Arizona Governor Jan Brewer expressed concern over how long the procedure took and ordered the state’s Department of Corrections to conduct a full review, but said justice had been done and that the execution was lawful.
“One thing is certain, however, inmate Wood died in a lawful manner and by eyewitness and medical accounts he did not suffer,” the Republican governor said in a statement.
“This is in stark comparison to the gruesome, vicious suffering that he inflicted on his two victims, and the lifetime of suffering he has caused their family.”
An Arizona Republic journalist who witnessed the execution said he counted the inmate gasping for breath about 660 times.
“I just know it was not efficient,” said the reporter, Michael Kiefer. “It took a long time.”
Charles Ryan, director of Arizona’s Department of Corrections, said protocol was followed and that the execution was monitored by a team of licensed medical professionals.
He said Wood was “fully and deeply sedated” five minutes after the drugs began to be administered, and that the medical team reaffirmed that he remained deeply sedated seven more times before he was pronounced dead.
Ryan said in a statement that apart from snoring, Wood “did not grimace or make any further movement.”
The Pima County Medical Examiner will conduct an independent autopsy, he said, and a toxicology study was requested too.
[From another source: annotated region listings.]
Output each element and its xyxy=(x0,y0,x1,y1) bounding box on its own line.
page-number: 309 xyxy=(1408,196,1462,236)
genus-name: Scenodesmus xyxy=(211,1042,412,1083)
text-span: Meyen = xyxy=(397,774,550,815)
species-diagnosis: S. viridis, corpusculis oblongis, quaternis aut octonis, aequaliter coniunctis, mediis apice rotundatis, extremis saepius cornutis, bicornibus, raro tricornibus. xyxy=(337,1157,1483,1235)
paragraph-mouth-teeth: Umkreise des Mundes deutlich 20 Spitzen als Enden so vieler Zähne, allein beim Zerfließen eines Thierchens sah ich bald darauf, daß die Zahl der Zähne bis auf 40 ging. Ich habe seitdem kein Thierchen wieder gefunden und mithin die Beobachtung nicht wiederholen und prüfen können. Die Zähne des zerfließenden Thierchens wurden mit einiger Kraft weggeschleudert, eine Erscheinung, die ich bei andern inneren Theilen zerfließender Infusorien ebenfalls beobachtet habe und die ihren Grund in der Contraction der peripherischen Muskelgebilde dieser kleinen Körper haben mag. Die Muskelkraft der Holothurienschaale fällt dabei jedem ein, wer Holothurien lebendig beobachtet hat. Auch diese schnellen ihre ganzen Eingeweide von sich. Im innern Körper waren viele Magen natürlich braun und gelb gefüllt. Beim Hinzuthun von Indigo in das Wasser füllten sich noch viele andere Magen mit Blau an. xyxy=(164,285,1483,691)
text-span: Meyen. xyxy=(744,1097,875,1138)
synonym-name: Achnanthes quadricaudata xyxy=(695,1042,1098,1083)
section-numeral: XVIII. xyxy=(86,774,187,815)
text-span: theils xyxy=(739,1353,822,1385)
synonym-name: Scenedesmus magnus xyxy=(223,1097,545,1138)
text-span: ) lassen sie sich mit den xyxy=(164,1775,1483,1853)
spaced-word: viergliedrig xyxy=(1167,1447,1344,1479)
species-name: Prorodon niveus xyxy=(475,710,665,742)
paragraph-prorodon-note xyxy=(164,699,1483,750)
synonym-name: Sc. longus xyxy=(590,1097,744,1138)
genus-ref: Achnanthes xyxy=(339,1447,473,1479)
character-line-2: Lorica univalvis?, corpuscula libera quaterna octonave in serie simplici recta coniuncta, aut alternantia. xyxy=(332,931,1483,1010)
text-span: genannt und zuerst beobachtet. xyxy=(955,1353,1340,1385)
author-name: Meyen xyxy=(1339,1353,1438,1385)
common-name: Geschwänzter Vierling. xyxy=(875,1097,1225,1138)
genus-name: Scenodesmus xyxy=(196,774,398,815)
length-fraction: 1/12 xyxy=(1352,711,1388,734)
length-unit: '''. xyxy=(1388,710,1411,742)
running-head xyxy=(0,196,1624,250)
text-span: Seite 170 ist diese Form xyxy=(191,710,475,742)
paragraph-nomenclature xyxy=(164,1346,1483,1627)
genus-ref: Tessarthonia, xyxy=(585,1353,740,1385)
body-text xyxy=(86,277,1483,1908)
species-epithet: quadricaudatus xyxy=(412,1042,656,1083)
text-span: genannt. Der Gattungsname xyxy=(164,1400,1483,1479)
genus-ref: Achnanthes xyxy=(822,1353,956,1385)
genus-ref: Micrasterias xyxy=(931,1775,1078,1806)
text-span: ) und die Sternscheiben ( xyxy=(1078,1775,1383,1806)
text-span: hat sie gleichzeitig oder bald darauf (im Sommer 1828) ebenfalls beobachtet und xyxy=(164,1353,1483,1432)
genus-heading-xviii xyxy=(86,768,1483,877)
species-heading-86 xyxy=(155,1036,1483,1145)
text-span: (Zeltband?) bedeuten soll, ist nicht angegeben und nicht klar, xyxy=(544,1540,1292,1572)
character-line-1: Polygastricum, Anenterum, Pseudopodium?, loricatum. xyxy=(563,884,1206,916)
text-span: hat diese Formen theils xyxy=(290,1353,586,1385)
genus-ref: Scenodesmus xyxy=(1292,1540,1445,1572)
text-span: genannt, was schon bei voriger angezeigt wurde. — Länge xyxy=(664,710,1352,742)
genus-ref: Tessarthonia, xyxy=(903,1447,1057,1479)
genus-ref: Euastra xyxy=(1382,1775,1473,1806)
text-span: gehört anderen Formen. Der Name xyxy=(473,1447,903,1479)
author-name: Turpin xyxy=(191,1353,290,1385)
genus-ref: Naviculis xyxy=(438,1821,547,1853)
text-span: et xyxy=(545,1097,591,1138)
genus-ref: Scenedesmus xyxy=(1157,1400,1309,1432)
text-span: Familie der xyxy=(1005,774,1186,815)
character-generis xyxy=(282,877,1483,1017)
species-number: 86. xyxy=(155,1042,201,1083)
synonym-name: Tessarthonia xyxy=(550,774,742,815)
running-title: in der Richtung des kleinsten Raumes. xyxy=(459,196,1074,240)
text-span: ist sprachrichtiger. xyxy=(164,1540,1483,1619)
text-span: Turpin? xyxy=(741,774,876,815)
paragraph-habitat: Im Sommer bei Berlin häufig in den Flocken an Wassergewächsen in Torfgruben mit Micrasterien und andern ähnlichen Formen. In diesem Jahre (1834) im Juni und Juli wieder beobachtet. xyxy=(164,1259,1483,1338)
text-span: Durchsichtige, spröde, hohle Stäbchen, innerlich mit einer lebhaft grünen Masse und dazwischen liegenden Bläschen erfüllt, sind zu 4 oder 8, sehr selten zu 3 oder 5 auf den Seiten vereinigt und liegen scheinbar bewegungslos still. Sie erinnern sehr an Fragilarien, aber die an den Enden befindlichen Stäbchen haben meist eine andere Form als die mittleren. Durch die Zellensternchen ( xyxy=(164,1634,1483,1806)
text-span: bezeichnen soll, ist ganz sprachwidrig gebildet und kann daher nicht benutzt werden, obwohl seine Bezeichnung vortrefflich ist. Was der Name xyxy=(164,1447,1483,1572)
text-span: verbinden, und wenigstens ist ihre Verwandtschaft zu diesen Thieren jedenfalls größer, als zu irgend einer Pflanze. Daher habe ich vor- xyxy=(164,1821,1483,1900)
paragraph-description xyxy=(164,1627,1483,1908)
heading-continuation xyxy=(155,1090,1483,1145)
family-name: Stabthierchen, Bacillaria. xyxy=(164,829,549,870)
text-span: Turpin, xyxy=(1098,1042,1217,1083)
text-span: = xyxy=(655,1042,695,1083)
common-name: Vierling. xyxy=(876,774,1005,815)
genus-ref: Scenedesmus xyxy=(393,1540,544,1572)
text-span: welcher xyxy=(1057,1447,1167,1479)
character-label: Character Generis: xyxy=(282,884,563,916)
Wood had been one of six death row prisoners who sued Arizona last month arguing that secrecy surrounding the drugs used in other botched executions in Ohio and Oklahoma violated their rights.
But he exhausted his appeals on Wednesday when the Arizona Supreme Court lifted a hold after reviewing a last-minute appeal that involved demands for more information about the lethal drug cocktail to be used in the execution.
Wood’s lawyers had also wanted to know the qualifications of the medical staff conducting the execution.
Anti-death penalty campaigners expressed horror over the drawn-out death. Cassandra Stubbs, director of the American Civil Liberties Union’s Capital Punishment Project, said Arizona had broken constitutional rights, and the bounds of basic decency.
“It’s time for Arizona and the other states still using lethal injection to admit that this experiment with unreliable drugs is a failure,” she said in a statement.
Diann Rust-Tierney, executive director of the National Coalition to Abolish the Death Penalty, said Wood’s execution had been shocking, cruel and entirely predictable.
“Americans have had enough of the barbarism,” she said.
In January, convicted rapist and murderer Dennis McGuire was put to death in Ohio using a sedative-painkiller mix of midazolam and hydromorphone, the first such combination administered for a lethal injection in the United States. The execution took about 25 minutes to complete, with McGuire reportedly convulsing and gasping for breath.
In Oklahoma in April, convicted killer Clayton Lockett writhed in pain and a needle became dislodged during his lethal injection at a state prison. The execution was halted, but Lockett died about 30 minutes later of a heart attack.